Haversine distance, not Euclidean. At 55°N (central Scotland), a degree of longitude is ~64 km but a degree of latitude is ~111 km. Euclidean distance on decimal degrees would produce elliptical kernels skewed north-south by ~42%. All distance calculations use haversine.

Bandwidth parameterisation as km, not eta. The Hjort et al. paper uses eta = bandwidth^2 internally. We expose the parameter in kilometres because that's what a pricing actuary can reason about — "20 km bandwidth" is meaningful, "eta = 400,000 m²" is not.

Tibshirani (2019) augmentation. The finite-sample coverage guarantee requires augmenting the calibration distribution with a point at +∞ with weight proportional to 1/(n+1). This ensures the marginal guarantee holds exactly at 1−α, not just approximately.

Spatial blocking CV, not random folds. Random CV folds allow geographically proximate calibration and validation points into the same split, which leaks spatial information and makes the CV loss overly optimistic. K-means on coordinates gives spatially contiguous folds.

Kish effective N warning. In rural areas with sparse data, a narrow bandwidth might have effective N < 30 at some test points. The predictor warns rather than erroring — the interval is still produced, but flagged. In practice, the CV bandwidth selector includes a floor on effective N.

Polars output for DataFrames. Diagnostics and the FCA table return Polars DataFrames rather than pandas. Polars is faster for the typical operations (group-by, filter, sort) and has cleaner null semantics. Call .to_pandas() if your downstream tools need pandas.

References

Hjort, N. L., Jullum, M., & Loland, A. (2025). Uncertainty quantification in automated valuation models with spatially weighted conformal prediction. International Journal of Data Science and Analytics (Springer). doi:10.1007/s41060-025-00862-4. arXiv:2312.06531.
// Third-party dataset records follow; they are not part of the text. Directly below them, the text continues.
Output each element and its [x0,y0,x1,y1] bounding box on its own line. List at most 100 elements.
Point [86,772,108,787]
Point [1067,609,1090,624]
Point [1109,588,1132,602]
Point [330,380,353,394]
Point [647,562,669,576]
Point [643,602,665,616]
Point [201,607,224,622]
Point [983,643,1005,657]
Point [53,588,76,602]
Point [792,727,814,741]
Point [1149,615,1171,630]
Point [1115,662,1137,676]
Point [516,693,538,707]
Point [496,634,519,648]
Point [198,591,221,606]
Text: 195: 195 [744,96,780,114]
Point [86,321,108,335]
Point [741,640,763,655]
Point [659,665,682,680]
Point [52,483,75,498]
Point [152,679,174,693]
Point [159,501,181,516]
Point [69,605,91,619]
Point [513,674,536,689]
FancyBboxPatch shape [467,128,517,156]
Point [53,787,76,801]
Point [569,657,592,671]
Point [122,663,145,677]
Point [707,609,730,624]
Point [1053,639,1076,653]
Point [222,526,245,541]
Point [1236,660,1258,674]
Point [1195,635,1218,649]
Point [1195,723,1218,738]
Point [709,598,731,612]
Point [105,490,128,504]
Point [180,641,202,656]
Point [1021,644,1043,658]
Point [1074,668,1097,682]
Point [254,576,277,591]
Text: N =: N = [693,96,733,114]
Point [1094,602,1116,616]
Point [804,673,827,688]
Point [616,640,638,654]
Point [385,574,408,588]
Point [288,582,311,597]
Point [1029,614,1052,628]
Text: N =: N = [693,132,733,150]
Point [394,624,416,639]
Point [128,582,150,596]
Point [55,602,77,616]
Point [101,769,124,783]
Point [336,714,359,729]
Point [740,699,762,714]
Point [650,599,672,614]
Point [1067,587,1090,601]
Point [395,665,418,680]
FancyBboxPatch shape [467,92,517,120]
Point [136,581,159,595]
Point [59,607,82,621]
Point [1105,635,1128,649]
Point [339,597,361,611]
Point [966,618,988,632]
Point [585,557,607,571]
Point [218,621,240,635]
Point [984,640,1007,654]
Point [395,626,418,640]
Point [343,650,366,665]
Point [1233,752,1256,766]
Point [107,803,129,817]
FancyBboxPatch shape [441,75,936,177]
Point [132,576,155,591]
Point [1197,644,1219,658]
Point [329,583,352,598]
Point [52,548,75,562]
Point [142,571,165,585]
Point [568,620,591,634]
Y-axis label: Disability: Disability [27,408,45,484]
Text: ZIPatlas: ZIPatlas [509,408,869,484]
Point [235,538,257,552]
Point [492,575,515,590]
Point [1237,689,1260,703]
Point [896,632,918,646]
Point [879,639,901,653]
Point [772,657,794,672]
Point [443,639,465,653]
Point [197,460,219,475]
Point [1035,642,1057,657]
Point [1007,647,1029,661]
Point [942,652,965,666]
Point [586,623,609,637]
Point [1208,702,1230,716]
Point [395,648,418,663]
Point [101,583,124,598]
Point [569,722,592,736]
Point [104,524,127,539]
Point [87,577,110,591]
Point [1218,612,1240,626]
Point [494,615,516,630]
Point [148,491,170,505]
Tibshirani, R. J., Barber, R. F., Candes, E. J., & Ramdas, A. (2019). Conformal prediction under covariate shift. NeurIPS 2019.

Manna, S. et al. (2025). Distribution-free prediction sets for Tweedie regression. arXiv:2507.06921.

Kish, L. (1965). Survey Sampling. Wiley.

Roberts, D. R. et al. (2017). Cross-validation strategies for data with temporal, spatial, hierarchical, or phylogenetic structure. Ecography, 40(8), 913-929.